Но, вообще-то, есть ещё большая странность: Петра часто принимали за других людей, обращались, как к близкому знакомому совершенно незнакомые ему люди. То, что с Севастьяновым путают его последние годы — это понятно, есть всё же сходство, но вот то, что однажды было, это необъяснимо.
Он только приехал поступать в институт, приехал под вечер и ночевать вынужден был на Московском вокзале. Вещи его были в камере хранения, и он свободно прогуливался и шёл тогда с левой стороны вокзала к перронам. Никого не было здесь, но была здесь будочка буфета, и окно в этой будочке светилось. И какая-то женщина говорила в это светящееся окно:
— Ну, пропилась я, пропилась… — а потом обернулась и сказала мимоходом:
— Здравствуй, Илюша. — И опять повернула распухшее своё, своё в жёлтых, и синих, и в красных пятнах от побоев, своё распухшее от пьянства, своё незнакомое совершенно лицо, повернула его к буфетчице, продолжая свой разговор…
Да, я не любил тогда бывать на таких «вечерах». Здесь всё было не так, как на Марата, где на столе стояли бутылки «Волжского» десертного, где людей было вроде много, но они только угадывались по выхваченным нервным светом свечи лицам, щекам и блеску глаз во тьме. И ещё был там особый настрой, особый и густой настрой той атмосферы, что заключена была в живом пространстве комнаты той коммуналки. И не было в «вечерах» такого его монолога, как в тот октябрьский вечер, монолога с глазу на глаз… Да, хоть бы и о Боге!..
Проворов разглядывал людей в Бэлкиной гостиной.
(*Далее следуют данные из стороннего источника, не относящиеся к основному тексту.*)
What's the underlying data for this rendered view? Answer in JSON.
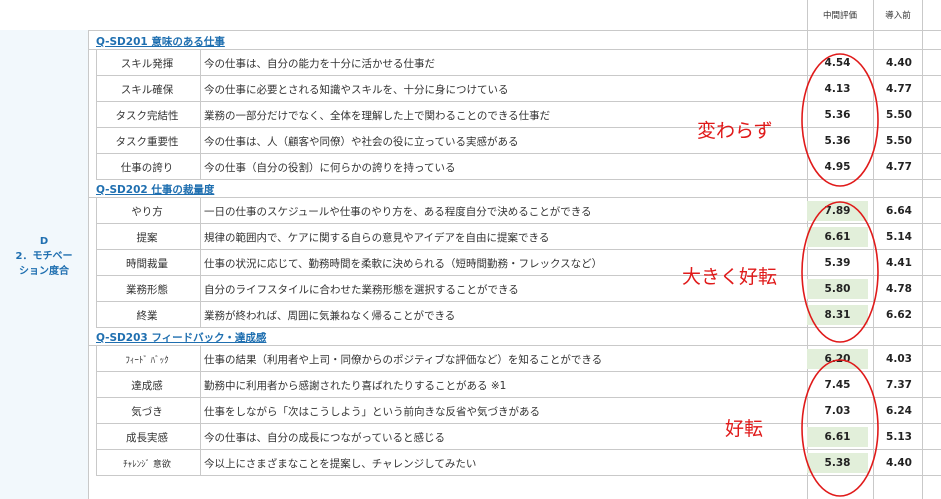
{
  "headers": {
    "mid": "中間評価",
    "pre": "導入前"
  },
  "left_label": {
    "line1": "D",
    "line2": "2．モチベー",
    "line3": "ション度合"
  },
  "sections": [
    {
      "title": "Q-SD201 意味のある仕事",
      "rows": [
        {
          "short": "スキル発揮",
          "long": "今の仕事は、自分の能力を十分に活かせる仕事だ",
          "mid": "4.54",
          "pre": "4.40",
          "highlight": false
        },
        {
          "short": "スキル確保",
          "long": "今の仕事に必要とされる知識やスキルを、十分に身につけている",
          "mid": "4.13",
          "pre": "4.77",
          "highlight": false
        },
        {
          "short": "タスク完結性",
          "long": "業務の一部分だけでなく、全体を理解した上で関わることのできる仕事だ",
          "mid": "5.36",
          "pre": "5.50",
          "highlight": false
        },
        {
          "short": "タスク重要性",
          "long": "今の仕事は、人（顧客や同僚）や社会の役に立っている実感がある",
          "mid": "5.36",
          "pre": "5.50",
          "highlight": false
        },
        {
          "short": "仕事の誇り",
          "long": "今の仕事（自分の役割）に何らかの誇りを持っている",
          "mid": "4.95",
          "pre": "4.77",
          "highlight": false
        }
      ]
    },
    {
      "title": "Q-SD202 仕事の裁量度",
      "rows": [
        {
          "short": "やり方",
          "long": "一日の仕事のスケジュールや仕事のやり方を、ある程度自分で決めることができる",
          "mid": "7.89",
          "pre": "6.64",
          "highlight": true
        },
        {
          "short": "提案",
          "long": "規律の範囲内で、ケアに関する自らの意見やアイデアを自由に提案できる",
          "mid": "6.61",
          "pre": "5.14",
          "highlight": true
        },
        {
          "short": "時間裁量",
          "long": "仕事の状況に応じて、勤務時間を柔軟に決められる（短時間勤務・フレックスなど）",
          "mid": "5.39",
          "pre": "4.41",
          "highlight": false
        },
        {
          "short": "業務形態",
          "long": "自分のライフスタイルに合わせた業務形態を選択することができる",
          "mid": "5.80",
          "pre": "4.78",
          "highlight": true
        },
        {
          "short": "終業",
          "long": "業務が終われば、周囲に気兼ねなく帰ることができる",
          "mid": "8.31",
          "pre": "6.62",
          "highlight": true
        }
      ]
    },
    {
      "title": "Q-SD203 フィードバック・達成感",
      "rows": [
        {
          "short": "ﾌｨｰﾄﾞ ﾊﾞｯｸ",
          "long": "仕事の結果（利用者や上司・同僚からのポジティブな評価など）を知ることができる",
          "mid": "6.20",
          "pre": "4.03",
          "highlight": true,
          "small": true
        },
        {
          "short": "達成感",
          "long": "勤務中に利用者から感謝されたり喜ばれたりすることがある ※1",
          "mid": "7.45",
          "pre": "7.37",
          "highlight": false
        },
        {
          "short": "気づき",
          "long": "仕事をしながら「次はこうしよう」という前向きな反省や気づきがある",
          "mid": "7.03",
          "pre": "6.24",
          "highlight": false
        },
        {
          "short": "成長実感",
          "long": "今の仕事は、自分の成長につながっていると感じる",
          "mid": "6.61",
          "pre": "5.13",
          "highlight": true
        },
        {
          "short": "ﾁｬﾚﾝｼﾞ 意欲",
          "long": "今以上にさまざまなことを提案し、チャレンジしてみたい",
          "mid": "5.38",
          "pre": "4.40",
          "highlight": true,
          "small": true
        }
      ]
    }
  ],
  "annotations": {
    "unchanged": "変わらず",
    "greatly_improved": "大きく好転",
    "improved": "好転"
  },
  "colors": {
    "accent_blue": "#1f6fb0",
    "highlight_green": "#e2efda",
    "annotation_red": "#e01a1a"
  }
}
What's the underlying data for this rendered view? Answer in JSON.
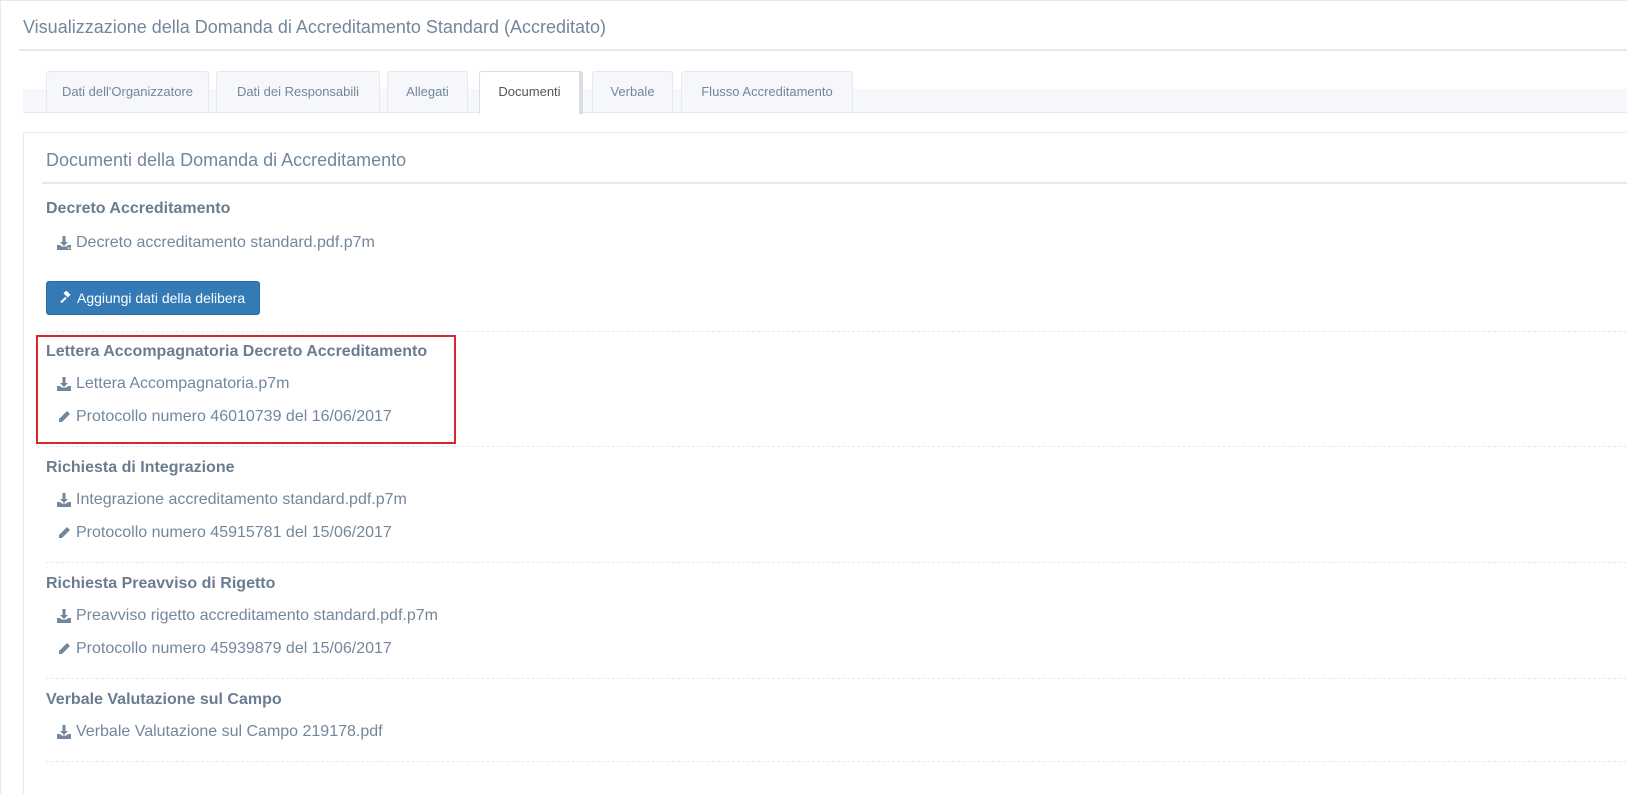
{
  "header": {
    "title": "Visualizzazione della Domanda di Accreditamento Standard (Accreditato)"
  },
  "tabs": [
    {
      "label": "Dati dell'Organizzatore",
      "active": false
    },
    {
      "label": "Dati dei Responsabili",
      "active": false
    },
    {
      "label": "Allegati",
      "active": false
    },
    {
      "label": "Documenti",
      "active": true
    },
    {
      "label": "Verbale",
      "active": false
    },
    {
      "label": "Flusso Accreditamento",
      "active": false
    }
  ],
  "panel": {
    "title": "Documenti della Domanda di Accreditamento",
    "sections": [
      {
        "title": "Decreto Accreditamento",
        "file": "Decreto accreditamento standard.pdf.p7m",
        "button_label": "Aggiungi dati della delibera"
      },
      {
        "title": "Lettera Accompagnatoria Decreto Accreditamento",
        "file": "Lettera Accompagnatoria.p7m",
        "protocol": "Protocollo numero 46010739 del 16/06/2017"
      },
      {
        "title": "Richiesta di Integrazione",
        "file": "Integrazione accreditamento standard.pdf.p7m",
        "protocol": "Protocollo numero 45915781 del 15/06/2017"
      },
      {
        "title": "Richiesta Preavviso di Rigetto",
        "file": "Preavviso rigetto accreditamento standard.pdf.p7m",
        "protocol": "Protocollo numero 45939879 del 15/06/2017"
      },
      {
        "title": "Verbale Valutazione sul Campo",
        "file": "Verbale Valutazione sul Campo 219178.pdf"
      }
    ]
  },
  "colors": {
    "primary_button": "#337ab7",
    "highlight_border": "#d9262f",
    "text": "#73879c"
  },
  "icons": {
    "download": "download-icon",
    "pencil": "pencil-icon",
    "gavel": "gavel-icon"
  }
}
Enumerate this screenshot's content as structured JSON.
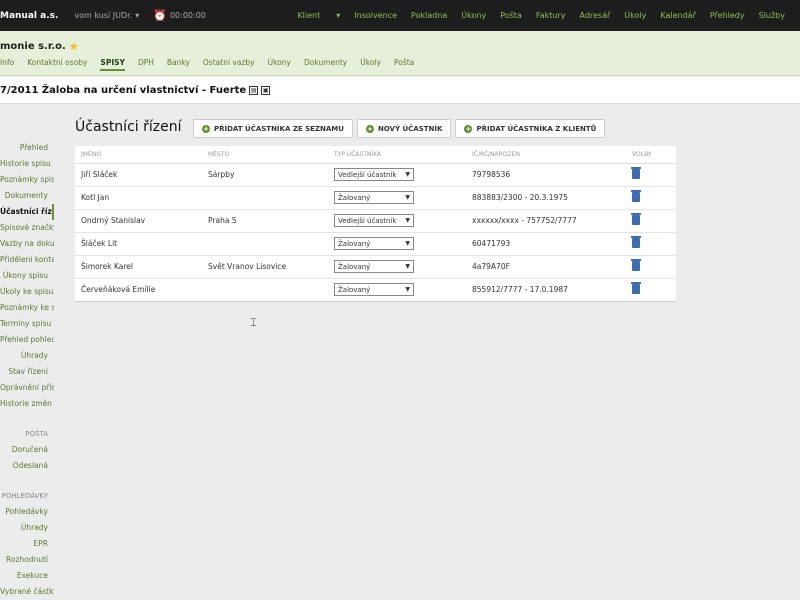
{
  "topbar": {
    "brand": "Manual a.s.",
    "user": "vom kusí JUDr.",
    "timer": "00:00:00",
    "nav": [
      "Klient",
      "Insolvence",
      "Pokladna",
      "Úkony",
      "Pošta",
      "Faktury",
      "Adresář",
      "Úkoly",
      "Kalendář",
      "Přehledy",
      "Služby"
    ]
  },
  "header": {
    "company": "monie s.r.o.",
    "subnav": [
      "Info",
      "Kontaktní osoby",
      "SPISY",
      "DPH",
      "Banky",
      "Ostatní vazby",
      "Úkony",
      "Dokumenty",
      "Úkoly",
      "Pošta"
    ],
    "active_subnav": "SPISY"
  },
  "case": {
    "title": "7/2011 Žaloba na určení vlastnictví - Fuerte"
  },
  "sidebar": {
    "items": [
      "Přehled",
      "Historie spisu",
      "Poznámky spisu",
      "Dokumenty",
      "Účastníci řízení",
      "Spisové značky",
      "Vazby na dokumenty",
      "Přidělení kontakty",
      "Úkony spisu",
      "Úkoly ke spisu",
      "Poznámky ke spisu",
      "Termíny spisu",
      "Přehled pohledávky",
      "Úhrady",
      "Stav řízení",
      "Oprávnění přístupu",
      "Historie změn"
    ],
    "active": "Účastníci řízení",
    "section1": "POŠTA",
    "section1_items": [
      "Doručená",
      "Odeslaná"
    ],
    "section2": "POHLEDÁVKY",
    "section2_items": [
      "Pohledávky",
      "Úhrady",
      "EPR",
      "Rozhodnutí",
      "Exekuce",
      "Vybrané částky"
    ]
  },
  "main": {
    "title": "Účastníci řízení",
    "buttons": [
      "PŘIDAT ÚČASTNÍKA ZE SEZNAMU",
      "NOVÝ ÚČASTNÍK",
      "PŘIDAT ÚČASTNÍKA Z KLIENTŮ"
    ],
    "columns": [
      "JMÉNO",
      "MĚSTO",
      "TYP ÚČASTNÍKA",
      "IČ/RČ/NAROZEN",
      "VOLBY"
    ],
    "rows": [
      {
        "name": "Jiří Sláček",
        "city": "Sárpby",
        "type": "Vedlejší účastník",
        "id": "79798536"
      },
      {
        "name": "Kotl Jan",
        "city": "",
        "type": "Žalovaný",
        "id": "883883/2300 - 20.3.1975"
      },
      {
        "name": "Ondrný Stanislav",
        "city": "Praha 5",
        "type": "Vedlejší účastník",
        "id": "xxxxxx/xxxx - 757752/7777"
      },
      {
        "name": "Šláček Lit",
        "city": "",
        "type": "Žalovaný",
        "id": "60471793"
      },
      {
        "name": "Šimorek Karel",
        "city": "Svět Vranov Lisovice",
        "type": "Žalovaný",
        "id": "4a79A70F"
      },
      {
        "name": "Červeňáková Emílie",
        "city": "",
        "type": "Žalovaný",
        "id": "855912/7777 - 17.0.1987"
      }
    ]
  }
}
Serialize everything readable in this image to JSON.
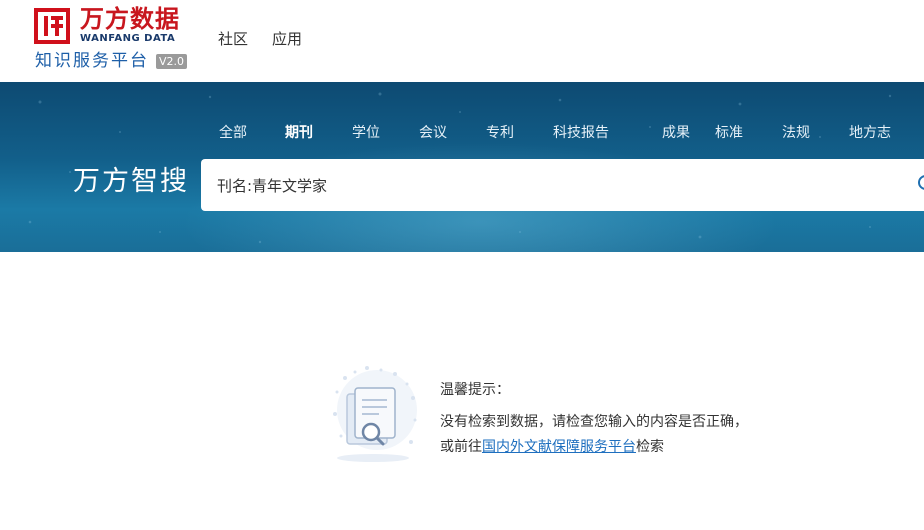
{
  "header": {
    "logo_cn": "万方数据",
    "logo_en": "WANFANG DATA",
    "platform_name": "知识服务平台",
    "version": "V2.0",
    "nav": [
      {
        "label": "社区"
      },
      {
        "label": "应用"
      }
    ]
  },
  "search": {
    "brand": "万方智搜",
    "tabs": [
      {
        "label": "全部",
        "active": false
      },
      {
        "label": "期刊",
        "active": true
      },
      {
        "label": "学位",
        "active": false
      },
      {
        "label": "会议",
        "active": false
      },
      {
        "label": "专利",
        "active": false
      },
      {
        "label": "科技报告",
        "active": false
      },
      {
        "label": "成果",
        "active": false
      },
      {
        "label": "标准",
        "active": false
      },
      {
        "label": "法规",
        "active": false
      },
      {
        "label": "地方志",
        "active": false
      }
    ],
    "query": "刊名:青年文学家"
  },
  "empty_state": {
    "title": "温馨提示：",
    "line1": "没有检索到数据，请检查您输入的内容是否正确，",
    "line2_prefix": "或前往",
    "line2_link": "国内外文献保障服务平台",
    "line2_suffix": "检索"
  },
  "colors": {
    "brand_red": "#c8161e",
    "platform_blue": "#1e5fa8",
    "banner_blue": "#125f8a",
    "link_blue": "#1e6fbf"
  }
}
Какие-то лица были ему знакомы, где-то он их встречал, где — он не помнил, но где-то определенно встречал… На конференции какой-то, может. Ещё узнал он Гришку Карпа, который втиснул толстое своё тело меж ручек глубокого кресла. Рядом с креслом стояла его красавица-жена. У неё были смоляные волосы, и была она смугла и аристократически стройна. Я никогда не видел таких красивых женщин. Перед ней хотелось встать и стоять долго, и разглядывать каждую чёрточку её прекрасного лица. Если бы это было удобно!.. Я не понимаю, как можно быть рядом часами с такой красотой. Как можно рядом с такой красотой жить, спать, как трогать такую красоту!.. Её явно создали по замыслу божьему. Я никогда не смотрел на неё прямо, потому что боялся застыть так с открытым ртом, Боже, что за прелесть! Но, когда она оказывалась где-то рядом, я устраивал своё зрение так, чтобы образ её был в его поле. Её видеть хотелось!..
А на том конце стола… — был шелест слов, и голоса были приглушенны и интимны. И лица были значительны.
— Я прочту из нового, — сказал Бродский и затянул похожее на шуту: «Похож на голос головной убор. Верней на головной убор похож мой голос. Верней, похоже, горловой напор топорщит на моей ушанке волос. Надстройка речи над моим умом возвышенней шнурков на мне самом, возвышеннее мягкого зверька, завязанного бантиком шнурка».
Вы знаете, это было удивительно, удивительное это было ощущение изящной лёгкости, с которой вытягивался стих, вбирая в себя мягкую иронию к себе самому…
Как это у Толстого про Наташу Ростову: «Ей не составляло труда…»
Господи! — дырявая башка: как же там написано у Толстого? Это же хрестоматийная фраза. Боже! Ну, вспомните же, чёрт побери!